Undici ristoranti locali proporranno originali menu storici che si potranno degustare ad un prezzo promozionale, sia a pranzo che a cena. La novità di quest’anno è che sarà possibile anche votare i piatti per scegliere il menu più gustoso e che più rappresenta la storia della gastronomia locale. A giudicare le ricette ci sarà anche una giuria tecnica composta da Edoardo Raspelli, conduttore di Melaverde, Roberto Giacobbo, conduttore di Vojager e dai giornalisti enogastronomici Gilberto Arru e Sara Colonna. La rassegna darà spazio anche alle bellezze di Carloforte e dell’isola di San Pietro: sono sette gli itinerari, tra natura e cultura, a cui sarà possibile partecipare, per tutto il week-end. Trekking tra piccoli sentieri immersi nel verde per raggiungere Cala Vinagra o la splendida baia di Cala Fico, i luoghi dove vivevano i tonnnarotti o visitare l’Oasi Lipu attraversando le saline. E ancora sarà possibile ripercorrere il vecchio sentiero dei minatori, tra falesie a strapiombo sul mare e panorami mozzafiato, o sorseggiare un aperitivo al tramonto in una delle località più belle dell’isola. Spazio anche al trekking urbano con itinerari alla scoperta di uno dei borghi più belli d’Italia tra i caratteristici caruggi, le antiche tombe fenicio-puniche e piccole chiesette medievali. Per le famiglie anche una passeggiata con giochi e laboratori dedicati ai bambini per conoscere l’antica storia della cittadina come dei veri esploratori. Nel fine settimana di Pasqua sull’isola sarà anche possibile visitare il Museo Torre San Vittorio (raggiungibile anche a bordo di un trenino) e il Museo civico Casa del duca che rimarranno aperti.

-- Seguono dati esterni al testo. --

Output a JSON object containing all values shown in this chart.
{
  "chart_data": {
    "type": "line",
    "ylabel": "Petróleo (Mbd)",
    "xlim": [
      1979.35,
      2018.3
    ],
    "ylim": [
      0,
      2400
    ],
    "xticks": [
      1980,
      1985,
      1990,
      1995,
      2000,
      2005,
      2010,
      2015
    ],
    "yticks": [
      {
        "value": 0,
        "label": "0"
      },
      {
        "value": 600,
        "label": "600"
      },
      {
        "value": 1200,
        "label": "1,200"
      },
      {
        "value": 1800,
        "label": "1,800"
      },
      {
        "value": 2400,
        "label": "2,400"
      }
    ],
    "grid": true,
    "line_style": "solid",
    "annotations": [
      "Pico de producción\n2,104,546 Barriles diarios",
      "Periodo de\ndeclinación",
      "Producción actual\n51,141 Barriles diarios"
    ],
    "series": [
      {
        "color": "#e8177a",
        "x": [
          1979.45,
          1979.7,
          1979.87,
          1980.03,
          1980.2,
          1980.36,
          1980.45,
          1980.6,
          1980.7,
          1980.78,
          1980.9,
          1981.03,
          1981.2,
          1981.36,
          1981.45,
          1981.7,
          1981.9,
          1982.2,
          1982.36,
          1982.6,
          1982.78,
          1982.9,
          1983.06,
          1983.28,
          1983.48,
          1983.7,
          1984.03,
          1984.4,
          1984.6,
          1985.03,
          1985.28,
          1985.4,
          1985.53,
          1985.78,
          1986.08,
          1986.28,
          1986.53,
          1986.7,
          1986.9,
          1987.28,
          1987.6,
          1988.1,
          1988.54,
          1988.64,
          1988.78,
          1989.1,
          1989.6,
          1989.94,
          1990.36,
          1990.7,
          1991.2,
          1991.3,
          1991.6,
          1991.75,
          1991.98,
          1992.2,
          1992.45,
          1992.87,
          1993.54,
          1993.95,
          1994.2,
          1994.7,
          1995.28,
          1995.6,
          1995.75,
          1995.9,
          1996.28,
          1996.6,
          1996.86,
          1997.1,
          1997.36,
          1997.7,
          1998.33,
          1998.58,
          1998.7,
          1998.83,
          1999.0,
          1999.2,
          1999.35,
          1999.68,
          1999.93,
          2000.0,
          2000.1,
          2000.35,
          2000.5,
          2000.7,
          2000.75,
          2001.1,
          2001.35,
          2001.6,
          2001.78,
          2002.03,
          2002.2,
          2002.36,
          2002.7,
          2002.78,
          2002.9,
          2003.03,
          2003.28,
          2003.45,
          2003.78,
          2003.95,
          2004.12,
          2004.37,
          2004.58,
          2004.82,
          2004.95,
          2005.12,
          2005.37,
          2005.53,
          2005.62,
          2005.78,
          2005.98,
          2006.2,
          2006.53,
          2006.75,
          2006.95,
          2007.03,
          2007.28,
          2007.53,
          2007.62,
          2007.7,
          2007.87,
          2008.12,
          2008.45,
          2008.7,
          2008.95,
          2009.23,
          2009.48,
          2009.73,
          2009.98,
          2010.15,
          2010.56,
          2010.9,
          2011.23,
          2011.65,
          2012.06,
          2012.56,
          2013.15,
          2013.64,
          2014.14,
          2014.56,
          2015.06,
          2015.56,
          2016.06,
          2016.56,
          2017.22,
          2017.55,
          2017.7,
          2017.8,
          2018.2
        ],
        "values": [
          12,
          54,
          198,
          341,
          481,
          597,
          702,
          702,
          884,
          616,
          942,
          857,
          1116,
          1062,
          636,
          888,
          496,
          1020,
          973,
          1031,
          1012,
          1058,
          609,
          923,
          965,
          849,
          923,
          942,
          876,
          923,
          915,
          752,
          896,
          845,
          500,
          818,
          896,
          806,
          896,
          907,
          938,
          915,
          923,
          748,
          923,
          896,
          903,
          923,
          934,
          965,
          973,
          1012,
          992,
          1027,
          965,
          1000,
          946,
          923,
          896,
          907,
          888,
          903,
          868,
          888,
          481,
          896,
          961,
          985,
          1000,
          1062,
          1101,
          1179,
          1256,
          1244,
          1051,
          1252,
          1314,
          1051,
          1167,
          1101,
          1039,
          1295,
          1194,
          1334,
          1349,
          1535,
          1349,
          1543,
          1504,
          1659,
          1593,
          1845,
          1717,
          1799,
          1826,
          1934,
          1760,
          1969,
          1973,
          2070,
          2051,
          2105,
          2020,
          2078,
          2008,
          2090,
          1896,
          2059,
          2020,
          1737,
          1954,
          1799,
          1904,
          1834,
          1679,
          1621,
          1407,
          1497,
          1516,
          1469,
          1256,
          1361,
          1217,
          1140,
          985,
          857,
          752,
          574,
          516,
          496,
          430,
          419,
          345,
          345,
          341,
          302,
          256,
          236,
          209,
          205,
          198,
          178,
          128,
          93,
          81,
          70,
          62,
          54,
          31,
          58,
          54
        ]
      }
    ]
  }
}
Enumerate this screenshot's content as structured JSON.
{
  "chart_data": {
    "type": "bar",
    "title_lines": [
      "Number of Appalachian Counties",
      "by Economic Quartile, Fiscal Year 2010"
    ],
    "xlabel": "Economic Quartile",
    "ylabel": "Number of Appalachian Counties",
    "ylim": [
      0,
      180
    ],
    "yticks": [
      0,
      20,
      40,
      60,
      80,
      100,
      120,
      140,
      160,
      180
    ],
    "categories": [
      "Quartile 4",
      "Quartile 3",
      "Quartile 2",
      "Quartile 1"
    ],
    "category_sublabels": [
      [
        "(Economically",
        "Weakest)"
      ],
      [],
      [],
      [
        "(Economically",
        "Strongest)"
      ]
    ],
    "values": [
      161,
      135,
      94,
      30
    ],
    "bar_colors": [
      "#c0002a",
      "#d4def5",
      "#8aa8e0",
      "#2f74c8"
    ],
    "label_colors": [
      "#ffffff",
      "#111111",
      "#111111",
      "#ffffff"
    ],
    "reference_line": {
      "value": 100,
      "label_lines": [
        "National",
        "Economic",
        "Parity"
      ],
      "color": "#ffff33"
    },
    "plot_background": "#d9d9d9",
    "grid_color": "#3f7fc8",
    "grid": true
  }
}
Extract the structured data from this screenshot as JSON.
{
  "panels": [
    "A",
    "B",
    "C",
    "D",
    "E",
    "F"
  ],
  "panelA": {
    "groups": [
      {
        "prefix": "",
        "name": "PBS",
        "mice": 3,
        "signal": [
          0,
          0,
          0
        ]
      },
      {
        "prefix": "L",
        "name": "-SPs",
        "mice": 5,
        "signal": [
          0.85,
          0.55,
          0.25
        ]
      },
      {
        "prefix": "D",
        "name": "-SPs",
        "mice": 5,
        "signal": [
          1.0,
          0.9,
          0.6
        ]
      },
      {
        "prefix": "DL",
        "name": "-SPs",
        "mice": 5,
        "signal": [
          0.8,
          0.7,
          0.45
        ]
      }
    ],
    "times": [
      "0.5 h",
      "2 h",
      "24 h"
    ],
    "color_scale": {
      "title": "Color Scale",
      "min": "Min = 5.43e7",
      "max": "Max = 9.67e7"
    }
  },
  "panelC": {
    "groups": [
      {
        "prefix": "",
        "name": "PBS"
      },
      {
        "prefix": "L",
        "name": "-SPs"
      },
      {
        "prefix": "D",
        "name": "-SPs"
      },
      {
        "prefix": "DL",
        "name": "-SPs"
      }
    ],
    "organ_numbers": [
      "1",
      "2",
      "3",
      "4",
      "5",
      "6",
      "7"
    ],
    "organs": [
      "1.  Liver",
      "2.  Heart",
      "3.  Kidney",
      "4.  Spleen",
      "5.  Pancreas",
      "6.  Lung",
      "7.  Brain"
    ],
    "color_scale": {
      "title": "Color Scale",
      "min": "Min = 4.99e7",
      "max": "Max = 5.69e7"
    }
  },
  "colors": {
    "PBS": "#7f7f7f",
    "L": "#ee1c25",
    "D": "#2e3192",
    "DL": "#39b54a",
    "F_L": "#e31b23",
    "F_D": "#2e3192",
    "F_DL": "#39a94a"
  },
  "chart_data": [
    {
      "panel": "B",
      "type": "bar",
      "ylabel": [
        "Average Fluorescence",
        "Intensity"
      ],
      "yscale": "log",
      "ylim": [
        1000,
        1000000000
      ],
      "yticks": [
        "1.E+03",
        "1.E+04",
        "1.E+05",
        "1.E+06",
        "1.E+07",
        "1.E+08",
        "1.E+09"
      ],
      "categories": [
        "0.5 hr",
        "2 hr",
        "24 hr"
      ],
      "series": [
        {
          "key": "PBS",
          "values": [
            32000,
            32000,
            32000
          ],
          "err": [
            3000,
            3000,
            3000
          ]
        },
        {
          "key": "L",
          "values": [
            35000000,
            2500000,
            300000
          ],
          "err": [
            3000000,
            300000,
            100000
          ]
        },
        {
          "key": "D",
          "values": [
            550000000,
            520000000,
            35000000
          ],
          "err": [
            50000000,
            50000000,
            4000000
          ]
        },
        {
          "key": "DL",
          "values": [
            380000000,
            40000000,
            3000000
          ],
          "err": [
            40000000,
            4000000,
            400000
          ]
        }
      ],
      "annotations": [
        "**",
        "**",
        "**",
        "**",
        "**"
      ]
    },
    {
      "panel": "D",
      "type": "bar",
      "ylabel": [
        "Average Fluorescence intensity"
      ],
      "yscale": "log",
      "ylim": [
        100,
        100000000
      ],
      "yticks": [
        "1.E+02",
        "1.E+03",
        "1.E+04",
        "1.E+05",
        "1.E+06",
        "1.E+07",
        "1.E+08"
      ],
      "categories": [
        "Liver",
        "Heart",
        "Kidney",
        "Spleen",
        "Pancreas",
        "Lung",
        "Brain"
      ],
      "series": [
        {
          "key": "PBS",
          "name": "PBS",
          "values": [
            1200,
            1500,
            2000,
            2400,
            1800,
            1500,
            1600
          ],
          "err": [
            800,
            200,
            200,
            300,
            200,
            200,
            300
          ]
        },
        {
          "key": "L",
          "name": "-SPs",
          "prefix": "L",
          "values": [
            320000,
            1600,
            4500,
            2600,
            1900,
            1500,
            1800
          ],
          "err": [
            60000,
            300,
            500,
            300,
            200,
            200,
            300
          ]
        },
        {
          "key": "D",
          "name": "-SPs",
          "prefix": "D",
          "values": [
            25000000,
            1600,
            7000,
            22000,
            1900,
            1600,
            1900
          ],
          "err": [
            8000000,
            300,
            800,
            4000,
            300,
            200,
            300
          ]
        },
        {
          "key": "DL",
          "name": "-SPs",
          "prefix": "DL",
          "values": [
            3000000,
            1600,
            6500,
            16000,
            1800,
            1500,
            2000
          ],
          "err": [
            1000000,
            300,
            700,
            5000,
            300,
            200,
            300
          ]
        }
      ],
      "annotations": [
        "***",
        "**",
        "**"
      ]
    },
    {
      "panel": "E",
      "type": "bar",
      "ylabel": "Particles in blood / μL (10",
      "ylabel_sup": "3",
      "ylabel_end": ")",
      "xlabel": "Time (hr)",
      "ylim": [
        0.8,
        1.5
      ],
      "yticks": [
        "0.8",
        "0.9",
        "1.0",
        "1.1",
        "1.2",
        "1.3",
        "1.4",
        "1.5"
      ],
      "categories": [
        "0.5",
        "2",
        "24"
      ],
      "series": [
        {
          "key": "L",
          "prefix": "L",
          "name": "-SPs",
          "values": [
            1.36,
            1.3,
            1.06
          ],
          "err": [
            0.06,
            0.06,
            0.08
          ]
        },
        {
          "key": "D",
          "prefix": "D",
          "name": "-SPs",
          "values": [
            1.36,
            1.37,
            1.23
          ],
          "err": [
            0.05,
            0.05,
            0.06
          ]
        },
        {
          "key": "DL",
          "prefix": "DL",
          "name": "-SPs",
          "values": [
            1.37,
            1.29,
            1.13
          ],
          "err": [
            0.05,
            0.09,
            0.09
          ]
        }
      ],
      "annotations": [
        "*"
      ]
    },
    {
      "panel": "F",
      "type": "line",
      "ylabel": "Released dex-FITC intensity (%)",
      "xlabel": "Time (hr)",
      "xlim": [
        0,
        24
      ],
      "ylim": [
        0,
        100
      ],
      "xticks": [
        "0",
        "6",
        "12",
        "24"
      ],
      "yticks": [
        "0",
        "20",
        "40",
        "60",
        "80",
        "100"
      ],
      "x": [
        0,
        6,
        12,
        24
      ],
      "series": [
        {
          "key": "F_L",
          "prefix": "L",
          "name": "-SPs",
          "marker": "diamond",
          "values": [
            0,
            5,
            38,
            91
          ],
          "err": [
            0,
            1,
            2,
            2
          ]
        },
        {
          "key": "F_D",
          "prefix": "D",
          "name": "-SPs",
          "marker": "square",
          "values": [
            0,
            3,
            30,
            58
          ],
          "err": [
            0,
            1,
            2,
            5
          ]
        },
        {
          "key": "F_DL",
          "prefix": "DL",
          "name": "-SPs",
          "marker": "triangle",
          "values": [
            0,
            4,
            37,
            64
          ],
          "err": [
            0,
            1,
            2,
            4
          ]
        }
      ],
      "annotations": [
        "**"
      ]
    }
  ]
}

In occasione della rassegna la Delcomar attuerà tariffe promozionali per raggiungere l’isola di San Pietro: Portovesme – Carloforte A/R 4 euro a passeggero e Calasetta – Carloforte A/R 3,5 euro a passeggero. Il programma completo della rassegna è consultabile sul sito www.carloforteisoladelgusto.it

Ristoranti aderenti:

Ristorante Da Vittorio, corso Battellieri 11 – Tel. 0781/855200

Osteria della Tonnara Corso Battellieri 36 – Tel 0781/855734

Pomata Bistrot Via Dante 46 –  Tel. 0781/1855361

Ristorante A Ciapeletta via Roma 30 Carloforte – Cell. +39 329/9607362

Ristorante Da Nicolo – Corso Cavour 32, Carloforte – 0781/857179

Jose Carioca – Via Castello 6, Carloforte – Tel. 0781/857022

Trattoria Enoteca 035 – Il Grappolo Corso Cavour 68 – Tel. 0781/854463

Ristorante Le due palme – Corso Battellieri 25, Carloforte – Tel. 0781/854912

Ristorante A’ Galaia – Via Don Nicolò Segni 36, Carloforte Tel. 0781/872152

La Bottega dell’isola – Via Gramsci 57, Carloforte – Tel. 0781 853148

Ristorante Primo maggio  – Strada Punta Tonnare snc, Carloforte – Tel. 0781/850098.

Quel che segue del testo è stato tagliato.